Polizeipräsidium Mittelfranken

POL-MFR: (275) Kreuzfahrtschiff leck geschlagen

    Schwabach (ots) - Heute Morgen, 26.02.2004, gegen 06.30 Uhr, meldete der 40-jährige Kapitän eines Fahrgastkabinenschiffes starken Wassereinbruch vor der Schleuse Leerstetten (Main-Donau-Kanal).

    Das Kreuzfahrtschiff aus Köln, Länge 127 m, Breite 11,40 m, Gewicht 1500 Tonnen, war auf der Fahrt von Köln nach Passau unterwegs, auf einer Leerfahrt, ohne Passagiere. Während das Schiff vor der Schleuse Leerstetten auf die Schleusung wartete, bemerkte die Besatzung im Bugbereich einen starken Wassereinbruch.

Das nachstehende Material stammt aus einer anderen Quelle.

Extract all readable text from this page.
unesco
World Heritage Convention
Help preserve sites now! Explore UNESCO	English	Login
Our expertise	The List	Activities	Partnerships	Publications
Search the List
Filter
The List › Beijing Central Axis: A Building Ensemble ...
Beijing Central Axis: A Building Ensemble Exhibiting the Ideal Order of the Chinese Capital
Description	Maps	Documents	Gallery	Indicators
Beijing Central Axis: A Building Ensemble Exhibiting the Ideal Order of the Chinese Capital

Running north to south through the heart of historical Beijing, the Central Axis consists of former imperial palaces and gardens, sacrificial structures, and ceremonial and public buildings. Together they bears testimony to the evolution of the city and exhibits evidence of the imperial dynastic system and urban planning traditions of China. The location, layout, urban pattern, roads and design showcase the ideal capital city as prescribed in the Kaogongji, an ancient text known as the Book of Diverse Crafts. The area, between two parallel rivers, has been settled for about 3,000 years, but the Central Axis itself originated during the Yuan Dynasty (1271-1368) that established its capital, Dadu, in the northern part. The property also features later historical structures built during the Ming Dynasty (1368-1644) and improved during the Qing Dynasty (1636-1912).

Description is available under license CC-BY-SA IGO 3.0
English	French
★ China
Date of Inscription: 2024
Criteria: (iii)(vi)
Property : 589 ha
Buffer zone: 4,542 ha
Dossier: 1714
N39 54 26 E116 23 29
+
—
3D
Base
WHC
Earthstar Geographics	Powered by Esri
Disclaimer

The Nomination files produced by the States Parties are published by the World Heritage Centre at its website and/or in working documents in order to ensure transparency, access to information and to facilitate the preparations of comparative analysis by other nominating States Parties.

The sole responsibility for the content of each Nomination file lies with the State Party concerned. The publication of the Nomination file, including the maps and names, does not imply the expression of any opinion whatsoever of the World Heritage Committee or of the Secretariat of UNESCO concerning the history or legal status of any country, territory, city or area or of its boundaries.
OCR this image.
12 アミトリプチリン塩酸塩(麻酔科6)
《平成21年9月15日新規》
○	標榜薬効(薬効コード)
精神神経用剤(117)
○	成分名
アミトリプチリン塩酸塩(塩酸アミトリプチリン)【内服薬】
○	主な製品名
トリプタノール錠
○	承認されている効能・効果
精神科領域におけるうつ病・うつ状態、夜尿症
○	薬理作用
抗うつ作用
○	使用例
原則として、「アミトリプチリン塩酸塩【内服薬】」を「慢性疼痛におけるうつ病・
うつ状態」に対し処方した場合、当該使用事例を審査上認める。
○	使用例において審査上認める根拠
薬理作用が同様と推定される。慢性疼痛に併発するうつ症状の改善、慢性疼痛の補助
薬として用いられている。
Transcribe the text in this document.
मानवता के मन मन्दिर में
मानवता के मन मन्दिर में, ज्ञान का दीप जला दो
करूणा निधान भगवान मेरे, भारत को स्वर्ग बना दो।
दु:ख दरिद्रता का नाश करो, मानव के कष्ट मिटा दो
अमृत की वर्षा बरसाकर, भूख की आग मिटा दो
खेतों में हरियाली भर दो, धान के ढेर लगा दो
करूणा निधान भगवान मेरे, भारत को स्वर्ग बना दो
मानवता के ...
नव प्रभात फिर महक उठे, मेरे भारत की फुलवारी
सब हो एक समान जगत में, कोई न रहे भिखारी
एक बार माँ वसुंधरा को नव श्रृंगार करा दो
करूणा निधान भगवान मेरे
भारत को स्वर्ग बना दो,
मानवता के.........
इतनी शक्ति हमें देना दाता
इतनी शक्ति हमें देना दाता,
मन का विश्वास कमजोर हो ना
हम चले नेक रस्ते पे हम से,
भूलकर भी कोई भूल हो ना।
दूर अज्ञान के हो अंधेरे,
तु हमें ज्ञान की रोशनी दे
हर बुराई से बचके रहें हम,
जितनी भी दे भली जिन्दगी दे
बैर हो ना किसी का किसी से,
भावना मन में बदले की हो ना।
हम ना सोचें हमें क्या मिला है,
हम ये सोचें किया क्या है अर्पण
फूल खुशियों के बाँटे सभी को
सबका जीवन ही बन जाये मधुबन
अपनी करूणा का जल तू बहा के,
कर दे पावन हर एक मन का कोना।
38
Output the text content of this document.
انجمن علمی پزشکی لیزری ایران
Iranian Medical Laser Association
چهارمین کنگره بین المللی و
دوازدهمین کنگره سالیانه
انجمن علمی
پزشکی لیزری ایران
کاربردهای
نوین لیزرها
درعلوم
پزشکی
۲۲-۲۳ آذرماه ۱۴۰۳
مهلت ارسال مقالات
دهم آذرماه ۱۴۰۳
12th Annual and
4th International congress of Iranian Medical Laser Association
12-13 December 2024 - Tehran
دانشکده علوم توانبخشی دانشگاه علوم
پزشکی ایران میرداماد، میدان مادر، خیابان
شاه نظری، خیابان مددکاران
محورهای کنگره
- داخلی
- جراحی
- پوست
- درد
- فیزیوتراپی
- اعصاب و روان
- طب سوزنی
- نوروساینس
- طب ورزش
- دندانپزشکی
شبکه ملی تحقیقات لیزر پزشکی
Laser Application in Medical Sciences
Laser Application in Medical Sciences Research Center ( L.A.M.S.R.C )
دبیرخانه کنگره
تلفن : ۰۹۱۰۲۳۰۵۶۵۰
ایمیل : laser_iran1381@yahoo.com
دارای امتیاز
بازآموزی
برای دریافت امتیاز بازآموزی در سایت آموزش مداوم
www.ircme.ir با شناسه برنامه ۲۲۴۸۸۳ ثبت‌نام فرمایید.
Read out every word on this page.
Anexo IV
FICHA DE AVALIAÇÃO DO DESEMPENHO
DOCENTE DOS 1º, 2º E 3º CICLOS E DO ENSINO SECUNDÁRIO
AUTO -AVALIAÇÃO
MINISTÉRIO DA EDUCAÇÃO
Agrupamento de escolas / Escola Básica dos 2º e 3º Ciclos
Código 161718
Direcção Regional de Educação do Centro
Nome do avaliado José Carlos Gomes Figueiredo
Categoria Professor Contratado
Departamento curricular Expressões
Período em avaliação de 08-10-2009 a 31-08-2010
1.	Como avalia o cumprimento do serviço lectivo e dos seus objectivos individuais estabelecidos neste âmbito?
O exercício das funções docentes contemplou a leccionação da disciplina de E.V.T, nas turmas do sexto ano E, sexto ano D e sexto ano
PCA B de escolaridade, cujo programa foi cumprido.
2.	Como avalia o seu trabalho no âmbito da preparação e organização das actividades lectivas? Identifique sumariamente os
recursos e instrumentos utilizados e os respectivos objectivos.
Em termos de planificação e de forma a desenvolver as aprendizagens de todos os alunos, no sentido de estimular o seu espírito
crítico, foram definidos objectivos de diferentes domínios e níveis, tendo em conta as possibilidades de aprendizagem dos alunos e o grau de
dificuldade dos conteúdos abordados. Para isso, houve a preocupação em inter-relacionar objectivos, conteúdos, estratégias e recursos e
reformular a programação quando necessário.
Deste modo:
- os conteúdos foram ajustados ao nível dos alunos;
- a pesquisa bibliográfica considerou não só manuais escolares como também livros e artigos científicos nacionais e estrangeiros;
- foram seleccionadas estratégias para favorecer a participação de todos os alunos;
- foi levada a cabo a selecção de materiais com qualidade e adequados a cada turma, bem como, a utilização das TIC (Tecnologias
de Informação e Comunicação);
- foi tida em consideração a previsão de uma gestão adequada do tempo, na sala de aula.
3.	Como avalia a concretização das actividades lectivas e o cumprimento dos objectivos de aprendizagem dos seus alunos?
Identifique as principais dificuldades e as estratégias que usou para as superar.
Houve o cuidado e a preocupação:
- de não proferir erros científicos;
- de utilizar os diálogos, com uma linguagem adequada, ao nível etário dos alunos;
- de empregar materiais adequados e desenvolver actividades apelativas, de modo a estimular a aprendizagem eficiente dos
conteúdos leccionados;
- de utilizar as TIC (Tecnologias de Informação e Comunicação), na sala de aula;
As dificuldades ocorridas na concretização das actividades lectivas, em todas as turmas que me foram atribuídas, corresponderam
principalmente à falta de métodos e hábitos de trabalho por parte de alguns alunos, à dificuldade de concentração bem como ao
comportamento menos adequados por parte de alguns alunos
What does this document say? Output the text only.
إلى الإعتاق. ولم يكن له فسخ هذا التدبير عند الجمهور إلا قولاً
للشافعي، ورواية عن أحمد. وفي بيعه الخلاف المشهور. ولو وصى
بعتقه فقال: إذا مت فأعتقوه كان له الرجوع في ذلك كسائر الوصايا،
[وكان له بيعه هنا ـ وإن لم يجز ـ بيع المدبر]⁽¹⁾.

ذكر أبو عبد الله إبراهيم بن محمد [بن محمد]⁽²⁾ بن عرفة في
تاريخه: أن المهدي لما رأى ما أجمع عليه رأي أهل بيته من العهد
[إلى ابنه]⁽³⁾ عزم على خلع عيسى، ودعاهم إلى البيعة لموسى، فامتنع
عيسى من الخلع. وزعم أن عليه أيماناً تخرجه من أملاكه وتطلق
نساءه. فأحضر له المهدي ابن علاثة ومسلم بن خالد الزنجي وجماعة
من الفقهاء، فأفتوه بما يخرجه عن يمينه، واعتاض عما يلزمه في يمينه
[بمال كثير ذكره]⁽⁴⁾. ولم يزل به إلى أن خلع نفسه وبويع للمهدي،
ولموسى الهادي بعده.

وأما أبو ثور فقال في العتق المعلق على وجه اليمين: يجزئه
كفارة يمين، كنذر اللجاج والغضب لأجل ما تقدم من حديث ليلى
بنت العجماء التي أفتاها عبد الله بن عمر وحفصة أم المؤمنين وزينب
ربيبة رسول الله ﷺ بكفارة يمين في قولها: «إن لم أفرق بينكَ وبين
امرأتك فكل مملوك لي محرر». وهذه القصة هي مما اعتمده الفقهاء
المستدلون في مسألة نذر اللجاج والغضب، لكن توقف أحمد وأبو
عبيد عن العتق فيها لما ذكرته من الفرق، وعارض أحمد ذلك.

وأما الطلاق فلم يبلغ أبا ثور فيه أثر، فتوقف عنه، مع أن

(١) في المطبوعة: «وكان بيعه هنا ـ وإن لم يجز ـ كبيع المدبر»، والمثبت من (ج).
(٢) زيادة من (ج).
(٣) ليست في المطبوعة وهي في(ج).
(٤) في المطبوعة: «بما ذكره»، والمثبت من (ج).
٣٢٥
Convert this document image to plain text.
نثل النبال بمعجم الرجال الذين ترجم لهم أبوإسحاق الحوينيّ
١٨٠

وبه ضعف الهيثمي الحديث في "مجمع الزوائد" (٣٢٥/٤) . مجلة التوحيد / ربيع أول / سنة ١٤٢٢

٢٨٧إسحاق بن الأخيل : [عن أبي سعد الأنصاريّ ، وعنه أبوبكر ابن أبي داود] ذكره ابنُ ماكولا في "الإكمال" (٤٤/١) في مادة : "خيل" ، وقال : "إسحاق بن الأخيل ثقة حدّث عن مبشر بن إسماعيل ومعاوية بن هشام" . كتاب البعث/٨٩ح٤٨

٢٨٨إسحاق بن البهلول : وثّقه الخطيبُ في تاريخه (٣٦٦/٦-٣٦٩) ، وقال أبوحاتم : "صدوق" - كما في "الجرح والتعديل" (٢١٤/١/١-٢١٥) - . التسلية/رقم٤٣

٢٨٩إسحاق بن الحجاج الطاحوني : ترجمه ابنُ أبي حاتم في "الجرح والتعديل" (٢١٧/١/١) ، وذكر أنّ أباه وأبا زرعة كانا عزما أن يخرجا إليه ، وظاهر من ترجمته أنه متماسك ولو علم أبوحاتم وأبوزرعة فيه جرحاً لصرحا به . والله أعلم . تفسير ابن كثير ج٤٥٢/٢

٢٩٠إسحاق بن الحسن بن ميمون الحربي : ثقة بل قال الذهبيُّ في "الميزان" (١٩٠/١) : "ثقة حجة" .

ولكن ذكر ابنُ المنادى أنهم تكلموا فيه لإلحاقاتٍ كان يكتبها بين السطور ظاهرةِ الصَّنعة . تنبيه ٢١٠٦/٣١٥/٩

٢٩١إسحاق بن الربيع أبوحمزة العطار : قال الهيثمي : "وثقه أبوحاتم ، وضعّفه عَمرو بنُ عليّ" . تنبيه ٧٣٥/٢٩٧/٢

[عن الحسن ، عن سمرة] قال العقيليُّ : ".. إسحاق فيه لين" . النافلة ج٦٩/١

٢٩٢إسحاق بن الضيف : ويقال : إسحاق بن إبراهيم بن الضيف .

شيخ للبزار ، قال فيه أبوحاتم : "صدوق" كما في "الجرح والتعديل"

    In kurzer Zeit lief das Untergeschoss des Schiffes auf ca. 2/3 der Schifflänge voll. Das Schiff hat eine Kapazität für 180 Passagiere. Von den 6 Besatzungsmitgliedern im Alter zwischen 40 und 58 Jahren wurde niemand verletzt. Im Laufe des Vormittags versuchten Rettungskräfte von der Berufsfeuerwehr Nürnberg, den Feuerwehren aus dem Landkreis Roth, Wasser- und Schifffahrtsamt Nürnberg sowie der Wasserwacht das Schiff leer zu pumpen. Taucher der Berufsfeuerwehr Nürnberg, des Wasser- und Schifffahrtsamtes sowie der Wasserwacht suchten den Außenbereich des Schiffes nach einem Leck bzw. schadhaften Stellen an der Außenhaut ab.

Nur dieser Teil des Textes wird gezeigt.